There is nothing illegal or improper about like-minded donors giving to the same candidates, but the contributions from Ms. Gomez and Nursing Enterprises provide an example of how Mr. Thompson’s fundraising success was fueled in part by people and businesses with whom he had financial ties.

For years, Ms. Gomez has served as a member of the board of directors for Mr. Thompson’s health plan, but she also held a separate, more personal financial relationship with the prominent D.C. contractor, records show.

In 2006, Mr. Thompson and Ms. Gomez signed a “conditional assignment” that remains on file with the D.C. Office of the Recorder of the Deeds involving Ms. Gomez’s residential property on Colorado Avenue Northwest, which was assessed for $684,360 last year.

Under the agreement, the property would “automatically transfer” to Mr. Thompson if she doesn’t comply with the terms of what the document calls a guaranty promissory note, dated Oct. 23, 2006. The amount of the loan isn’t disclosed in the document, but an attorney for Ms. Gomez said that while Mr. Thompson served as a guarantor, he did not advance her any money.

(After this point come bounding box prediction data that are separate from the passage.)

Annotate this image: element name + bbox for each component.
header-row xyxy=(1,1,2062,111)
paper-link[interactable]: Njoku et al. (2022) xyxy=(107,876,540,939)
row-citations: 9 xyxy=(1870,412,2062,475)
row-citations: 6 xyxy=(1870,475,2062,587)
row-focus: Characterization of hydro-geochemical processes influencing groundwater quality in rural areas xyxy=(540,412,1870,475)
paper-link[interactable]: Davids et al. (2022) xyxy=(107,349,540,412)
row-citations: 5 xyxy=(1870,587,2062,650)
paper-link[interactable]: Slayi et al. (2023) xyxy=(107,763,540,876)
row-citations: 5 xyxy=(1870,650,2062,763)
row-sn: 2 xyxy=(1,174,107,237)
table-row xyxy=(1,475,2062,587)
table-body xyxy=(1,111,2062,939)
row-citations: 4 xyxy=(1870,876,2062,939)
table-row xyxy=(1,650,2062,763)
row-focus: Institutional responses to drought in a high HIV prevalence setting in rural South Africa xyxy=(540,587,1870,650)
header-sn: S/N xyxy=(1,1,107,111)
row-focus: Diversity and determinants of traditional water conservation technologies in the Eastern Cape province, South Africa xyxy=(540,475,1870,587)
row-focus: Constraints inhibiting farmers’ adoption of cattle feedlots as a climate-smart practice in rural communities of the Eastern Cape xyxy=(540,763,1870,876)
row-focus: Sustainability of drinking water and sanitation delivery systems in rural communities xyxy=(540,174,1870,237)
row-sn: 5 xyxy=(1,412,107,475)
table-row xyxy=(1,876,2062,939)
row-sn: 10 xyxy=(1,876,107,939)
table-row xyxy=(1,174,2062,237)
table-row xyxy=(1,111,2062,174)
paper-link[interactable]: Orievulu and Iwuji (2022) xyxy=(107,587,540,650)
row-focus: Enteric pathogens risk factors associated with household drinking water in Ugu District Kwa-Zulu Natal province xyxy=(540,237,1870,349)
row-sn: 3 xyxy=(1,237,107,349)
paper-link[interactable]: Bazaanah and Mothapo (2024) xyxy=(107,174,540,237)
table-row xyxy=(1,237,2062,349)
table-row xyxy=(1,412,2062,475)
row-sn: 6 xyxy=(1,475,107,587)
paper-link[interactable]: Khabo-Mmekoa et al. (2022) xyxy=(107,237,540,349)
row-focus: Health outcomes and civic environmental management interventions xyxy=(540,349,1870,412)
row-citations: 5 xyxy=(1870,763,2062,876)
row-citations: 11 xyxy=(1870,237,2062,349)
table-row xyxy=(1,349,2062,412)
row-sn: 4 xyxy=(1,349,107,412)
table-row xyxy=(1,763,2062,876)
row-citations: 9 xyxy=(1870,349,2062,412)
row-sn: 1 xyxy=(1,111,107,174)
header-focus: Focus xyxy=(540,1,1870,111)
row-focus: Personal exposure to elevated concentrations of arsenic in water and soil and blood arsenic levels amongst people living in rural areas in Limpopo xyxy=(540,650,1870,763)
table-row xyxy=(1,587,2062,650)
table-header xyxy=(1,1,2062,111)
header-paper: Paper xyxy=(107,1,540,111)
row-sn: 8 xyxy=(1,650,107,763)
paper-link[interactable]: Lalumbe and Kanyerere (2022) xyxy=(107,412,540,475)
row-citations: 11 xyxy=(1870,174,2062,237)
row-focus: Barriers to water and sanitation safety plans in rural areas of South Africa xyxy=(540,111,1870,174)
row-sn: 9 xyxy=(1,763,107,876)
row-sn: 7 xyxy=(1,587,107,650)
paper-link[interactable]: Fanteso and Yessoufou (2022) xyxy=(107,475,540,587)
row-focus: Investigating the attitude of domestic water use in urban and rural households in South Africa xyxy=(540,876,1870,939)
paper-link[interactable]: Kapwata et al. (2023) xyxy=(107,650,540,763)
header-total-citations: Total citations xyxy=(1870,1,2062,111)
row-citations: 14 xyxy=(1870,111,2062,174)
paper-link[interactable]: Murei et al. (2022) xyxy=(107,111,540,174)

Nonetheless, the public filing also says that if Ms. Gomez, who was hit with a six-figure federal tax lien this year, fails to comply with the agreement, Mr. Thompson would have the unconditional right to sell the property at fair market value.

Asked whether such an arrangement could pose a conflict of interest involving Ms. Gomez’s duties as an outside board member, Karen Dale, a spokeswoman for D.C. Chartered Health, declined to comment on the loan arrangement. She called it a private matter between Mr. Thompson and Ms. Gomez.

Charles Ray, an attorney for Ms. Gomez, said Ms. Gomez’s independence as a board member for the health care firm has never been compromised by the arrangement. He also pointed out that neither Chartered Health nor its parent company, D.C. Healthcare Systems, which is owned by Mr. Thompson, participated in the agreement.

In addition, Mr. Ray said that Ms. Gomez’s political contributions are her own. He said the loan deal never influenced her decisions on making donations to any candidate.

He also said the tax troubles stem from payments for services the government owes Nursing Enterprises that remain unpaid. He said Ms. Gomez is on a payment plan with the Internal Revenue Service to resolve federal tax liens filed against the company.

Still, the tax troubles haven’t stopped Ms. Gomez’s company from donating to city politicians both before and after the loan agreement.

On March 28, 2007, Nursing Enterprises donated $500, the maximum allowed, to D.C. Council member Yvette M. Alexander, Ward 7 Democrat.